Com respeito ao Sergio Buarque de Holanda (2014), é interessante mencionar que ele descreve o brasileiro como um homem cordial, de comportamento afetuoso, não necessariamente sincero, mas sempre se referindo a relações familiares e pessoais. Neste caso, é importante notar que, porque a palavra cordial é derivada de ‘cordão’ ou ‘núcleo’, que significa coração, este conceito é muitas vezes erroneamente atribuído a um comportamento amável e agradável que produziria um ambiente amigável e inclusivo para todos. Porém, o que Holanda argumenta é que esse homem cordial tem atitudes apaixonadas, mas estritamente relacionadas a um círculo fechado de amigos e parentes, o que torna difícil, de fato, incluir estranhos neste grupo. Cabe a nós perguntar: os estrangeiros (e principalmente os refugiados) recebem o mesmo tratamento familiar?
Em particular, Darcy Ribeiro (2019, p. 183) destaca a vanglória nacionalista brasileira, afirmando que “nosso país tem tal seiva de singularidade que torna extremamente difícil aceitar e desfrutar a convivência com outros povos”. E, para reforçar o desafio, afirma que o Brasil é um país marcado por tantas desigualdades que é, sim, um conjunto de diferentes ilhas sociais.
Assim, esses conceitos devem fortalecer uma tendência nacional em favor da aceitação, mas que se limita no sentido multicultural de tolerar o diferente e estar aberto à diversidade, mas isso não significa realmente que a nação está aberta para promover a inclusão justa dos diferentes em uma base social e econômica igual. Desde a sua origem, o Brasil atendeu todo tipo de gente, vinda de diferentes lugares e de diferentes etnias, mas isso não garante um ambiente intercultural, como definido por Rodrigo (2012).
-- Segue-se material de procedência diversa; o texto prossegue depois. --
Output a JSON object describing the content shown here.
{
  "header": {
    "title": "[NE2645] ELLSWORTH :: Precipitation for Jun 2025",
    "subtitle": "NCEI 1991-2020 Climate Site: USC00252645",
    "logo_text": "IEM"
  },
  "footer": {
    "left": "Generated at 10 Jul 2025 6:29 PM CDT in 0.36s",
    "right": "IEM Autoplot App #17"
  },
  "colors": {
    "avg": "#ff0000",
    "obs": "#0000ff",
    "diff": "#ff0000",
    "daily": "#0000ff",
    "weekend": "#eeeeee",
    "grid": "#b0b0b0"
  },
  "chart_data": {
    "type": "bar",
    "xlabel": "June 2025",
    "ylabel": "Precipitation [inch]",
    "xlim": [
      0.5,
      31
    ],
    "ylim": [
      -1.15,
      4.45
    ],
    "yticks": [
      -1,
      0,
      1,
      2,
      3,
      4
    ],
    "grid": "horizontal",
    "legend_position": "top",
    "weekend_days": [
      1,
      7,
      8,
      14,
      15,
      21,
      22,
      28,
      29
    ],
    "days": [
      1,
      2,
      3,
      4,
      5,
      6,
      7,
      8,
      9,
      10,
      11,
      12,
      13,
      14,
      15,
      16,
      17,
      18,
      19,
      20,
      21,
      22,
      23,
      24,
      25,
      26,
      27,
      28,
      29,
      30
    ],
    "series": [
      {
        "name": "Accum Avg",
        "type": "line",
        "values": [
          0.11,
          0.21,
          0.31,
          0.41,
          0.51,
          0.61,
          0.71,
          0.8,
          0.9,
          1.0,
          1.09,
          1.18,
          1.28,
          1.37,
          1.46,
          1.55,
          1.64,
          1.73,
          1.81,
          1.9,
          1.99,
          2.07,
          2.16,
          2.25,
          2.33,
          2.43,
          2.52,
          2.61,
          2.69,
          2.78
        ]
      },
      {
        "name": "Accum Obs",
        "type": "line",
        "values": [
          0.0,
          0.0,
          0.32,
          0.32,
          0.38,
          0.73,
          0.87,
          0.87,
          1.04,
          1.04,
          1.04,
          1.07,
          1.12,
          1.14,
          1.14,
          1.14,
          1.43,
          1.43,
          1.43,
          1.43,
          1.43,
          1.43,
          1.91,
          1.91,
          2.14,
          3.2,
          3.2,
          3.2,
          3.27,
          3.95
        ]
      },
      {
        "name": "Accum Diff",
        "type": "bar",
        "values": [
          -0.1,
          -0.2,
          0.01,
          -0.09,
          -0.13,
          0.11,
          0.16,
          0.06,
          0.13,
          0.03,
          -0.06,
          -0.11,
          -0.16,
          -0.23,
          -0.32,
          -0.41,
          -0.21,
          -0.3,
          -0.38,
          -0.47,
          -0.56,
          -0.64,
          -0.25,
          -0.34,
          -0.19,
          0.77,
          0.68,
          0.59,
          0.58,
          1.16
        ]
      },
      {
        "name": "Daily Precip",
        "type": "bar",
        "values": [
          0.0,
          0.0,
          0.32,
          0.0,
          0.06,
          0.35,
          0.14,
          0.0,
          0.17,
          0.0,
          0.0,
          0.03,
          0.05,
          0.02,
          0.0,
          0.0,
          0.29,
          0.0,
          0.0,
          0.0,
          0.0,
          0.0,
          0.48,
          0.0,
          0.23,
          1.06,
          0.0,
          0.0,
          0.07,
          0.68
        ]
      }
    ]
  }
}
Brasil no cenário migratório
Desde o período da colonização portuguesa, diversas políticas migratórias têm sido implementadas no Brasil para atrair trabalhadores e expandir a ocupação do território nacional (Amaral & Fusco, 2005). Quando o regime internacional de refugiados estava sendo construído após a Segunda Guerra Mundial, o Brasil adotou uma política de migração no governo Vargas que visava atrair trabalhadores europeus para o setor agrícola e, em menor medida, a indústria (Moreira, 2012). Assim, o país não hesitou em participar das iniciativas propostas pela comunidade internacional para enfrentar o problema dos refugiados, porque entendia que os refugiados não eram apenas uma questão humanitária, mas também um instrumento político e econômico. As políticas brasileiras, portanto, foram baseadas em interesses nacionais e humanitários (Haydu, 2009; Moreira, 2012).
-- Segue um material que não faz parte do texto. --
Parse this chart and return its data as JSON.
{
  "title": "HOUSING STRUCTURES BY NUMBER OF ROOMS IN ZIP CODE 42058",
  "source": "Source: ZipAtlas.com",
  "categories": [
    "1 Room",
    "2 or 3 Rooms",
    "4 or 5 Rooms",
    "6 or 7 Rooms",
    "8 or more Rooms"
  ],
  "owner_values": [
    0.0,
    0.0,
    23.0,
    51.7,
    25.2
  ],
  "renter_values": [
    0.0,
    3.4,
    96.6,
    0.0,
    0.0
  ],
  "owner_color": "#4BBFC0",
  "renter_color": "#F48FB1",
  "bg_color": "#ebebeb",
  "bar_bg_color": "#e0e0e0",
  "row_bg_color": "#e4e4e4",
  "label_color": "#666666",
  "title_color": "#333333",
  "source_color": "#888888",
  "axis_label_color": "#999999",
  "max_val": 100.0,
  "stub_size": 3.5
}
O direito de refúgio do estrangeiro, garantido pela Convenção da ONU de 1951, foi ratificado pelo Brasil em 1997. De acordo com o Ministério da Justiça (2010), qualquer estrangeiro que tenha medo de perseguição - se devidamente fundado - de natureza racial, religiosa, política ou nacional ou por pertencer a um determinado grupo social, bem como aqueles que foram forçados a deixar seu país de origem por causa de uma violação grave e generalizada dos direitos humanos, pode solicitar o status de refugiado.
O Brasil, signatário dos principais tratados internacionais de direitos humanos, criou uma estrutura institucional para analisar e julgar os pedidos de condição de refugiado - o Comitê Nacional para Refugiados (CONARE) - que inclui membros do governo, sociedade civil e um representante do ACNUR.
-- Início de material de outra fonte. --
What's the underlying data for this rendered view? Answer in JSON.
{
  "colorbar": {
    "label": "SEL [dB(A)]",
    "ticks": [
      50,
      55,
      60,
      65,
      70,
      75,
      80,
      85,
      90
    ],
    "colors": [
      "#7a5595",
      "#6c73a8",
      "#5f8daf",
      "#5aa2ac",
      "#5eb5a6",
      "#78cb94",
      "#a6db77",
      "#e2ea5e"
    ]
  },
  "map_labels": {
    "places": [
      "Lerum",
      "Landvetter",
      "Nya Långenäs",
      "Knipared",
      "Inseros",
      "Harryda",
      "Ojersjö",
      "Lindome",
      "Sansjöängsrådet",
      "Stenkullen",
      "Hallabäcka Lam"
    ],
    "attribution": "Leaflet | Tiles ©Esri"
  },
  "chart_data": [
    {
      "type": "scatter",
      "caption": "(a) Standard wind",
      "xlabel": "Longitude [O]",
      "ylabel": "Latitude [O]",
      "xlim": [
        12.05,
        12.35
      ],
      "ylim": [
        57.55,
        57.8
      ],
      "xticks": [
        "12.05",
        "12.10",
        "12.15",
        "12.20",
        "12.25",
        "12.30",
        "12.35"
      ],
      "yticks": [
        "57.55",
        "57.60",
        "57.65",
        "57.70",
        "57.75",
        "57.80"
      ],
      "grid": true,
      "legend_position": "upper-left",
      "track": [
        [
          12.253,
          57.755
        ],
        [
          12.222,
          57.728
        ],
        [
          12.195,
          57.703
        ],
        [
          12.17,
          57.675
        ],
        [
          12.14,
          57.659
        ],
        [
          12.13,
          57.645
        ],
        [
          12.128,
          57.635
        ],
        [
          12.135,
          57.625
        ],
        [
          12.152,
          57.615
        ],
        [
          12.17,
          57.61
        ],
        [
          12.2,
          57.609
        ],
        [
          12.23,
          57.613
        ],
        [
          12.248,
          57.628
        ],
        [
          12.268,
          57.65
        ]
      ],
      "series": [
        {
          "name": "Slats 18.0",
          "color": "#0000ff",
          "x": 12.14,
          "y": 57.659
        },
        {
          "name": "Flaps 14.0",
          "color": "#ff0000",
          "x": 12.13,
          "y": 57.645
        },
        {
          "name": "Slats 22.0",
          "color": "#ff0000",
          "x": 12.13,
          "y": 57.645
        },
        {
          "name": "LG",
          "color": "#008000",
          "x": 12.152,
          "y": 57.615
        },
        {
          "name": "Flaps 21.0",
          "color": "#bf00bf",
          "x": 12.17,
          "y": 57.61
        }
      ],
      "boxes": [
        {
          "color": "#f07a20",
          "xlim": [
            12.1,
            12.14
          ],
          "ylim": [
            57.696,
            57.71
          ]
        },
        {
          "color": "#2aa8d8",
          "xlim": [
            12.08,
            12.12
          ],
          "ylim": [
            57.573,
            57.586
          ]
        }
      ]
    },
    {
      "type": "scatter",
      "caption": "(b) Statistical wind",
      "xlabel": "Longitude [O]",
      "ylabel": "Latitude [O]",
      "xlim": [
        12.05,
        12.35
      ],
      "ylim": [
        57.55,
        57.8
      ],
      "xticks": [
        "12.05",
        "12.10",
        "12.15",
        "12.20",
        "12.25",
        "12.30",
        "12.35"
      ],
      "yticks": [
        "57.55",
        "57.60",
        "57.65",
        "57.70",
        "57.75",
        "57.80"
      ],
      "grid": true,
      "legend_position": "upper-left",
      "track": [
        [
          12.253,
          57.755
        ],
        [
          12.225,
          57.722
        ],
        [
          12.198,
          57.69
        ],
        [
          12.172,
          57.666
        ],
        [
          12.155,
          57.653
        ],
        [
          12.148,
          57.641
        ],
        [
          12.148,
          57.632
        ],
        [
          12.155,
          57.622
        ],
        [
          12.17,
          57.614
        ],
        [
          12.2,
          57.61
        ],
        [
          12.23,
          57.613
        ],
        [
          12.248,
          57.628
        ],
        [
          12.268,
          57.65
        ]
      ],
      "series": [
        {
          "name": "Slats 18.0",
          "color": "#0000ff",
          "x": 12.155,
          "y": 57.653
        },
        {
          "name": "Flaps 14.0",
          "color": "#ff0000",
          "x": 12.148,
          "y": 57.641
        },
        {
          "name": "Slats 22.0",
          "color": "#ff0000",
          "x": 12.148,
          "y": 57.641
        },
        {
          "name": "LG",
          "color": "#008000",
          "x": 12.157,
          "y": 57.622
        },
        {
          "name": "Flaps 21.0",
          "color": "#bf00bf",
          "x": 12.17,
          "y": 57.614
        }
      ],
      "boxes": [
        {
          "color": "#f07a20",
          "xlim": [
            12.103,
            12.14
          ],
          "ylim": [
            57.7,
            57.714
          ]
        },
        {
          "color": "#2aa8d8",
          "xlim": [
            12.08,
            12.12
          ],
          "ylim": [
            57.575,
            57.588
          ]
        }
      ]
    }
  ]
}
Segundo dados do Comitê, os pedidos de refúgio no país cresceram 2.868% de 2010 a 2015, passando de 966 em 2010 para 28.670 em 2015. Em 2017, o país tinha 8.950 refugiados de 79 nacionalidades diferentes. A maior comunidade de refugiados reconhecida no Brasil é a dos sírios (2.480 refugiados, mais de 25% do total), seguido por angolanos, colombianos, congoleses, palestinos e venezuelanos. Naquela época, o Brasil ainda contava com 1.468 reassentados, ou seja, estrangeiros que se refugiaram em um país, mas devido a algumas circunstâncias tiveram que migrar para um terceiro país. Junto com os refugiados, isso totaliza 10.418 pessoas. Em 2017, também havia mais 25 mil estrangeiros aguardando resposta aos seus pedidos (CONARE, 2016).
De acordo com as estatísticas do CONARE 2017, do total de refugiados no Brasil, 71% são homens e 29% são mulheres. Em relação às faixas etárias, a distribuição é a seguinte: (1) 14% têm de 0 a 12 anos, (2) 6% têm de 13 a 17 anos; (3) 33% têm de 18 a 29 anos; (4) 44% têm de 30 a 59 anos; e (5) 3% têm mais de 60 anos. Segundo o CONARE (2019), o número de refugiados aumentou quase cinco vezes nos últimos três anos. Esse equilíbrio reflete a crise humanitária na Venezuela. 77% dos pedidos de refúgio atualmente são originários desse país.
Cenário atual dos refugiados no Rio de Janeiro
Em 2017, o Rio de Janeiro acolheu cerca de 3.000 refugiados e em 2018 foram registrados 752 pedidos de refúgio no estado (ACNUR, 2018). Estatísticas recentes do Comitê Nacional para Refugiados (CONARE) mostram que o estado do Rio de Janeiro responde por uma proporção significativa de refugiados com status oficial, incluindo refugiados e portadores de visto humanitário.
Todo o aparato burocrático-administrativo ligado aos refugiados atinge os centros urbanos do estado do Rio de Janeiro e outros lugares. Os refugiados precisam provar que estão em uma situação de refugiado. Enquanto eles se inscrevem, eles estão em um limbo de não cidadãos. Assim, a cidade passa a ser uma grande área de controle e as condições urbanas somadas às condições dos refugiados produzem e reproduzem limites territoriais, separando áreas específicas (guetos) para esses grupos e reforçando os preconceitos raciais, étnicos, nacionais e de gênero que se materializam nas interações com esses grupos (Paiva, Dias & Moulin, 2018).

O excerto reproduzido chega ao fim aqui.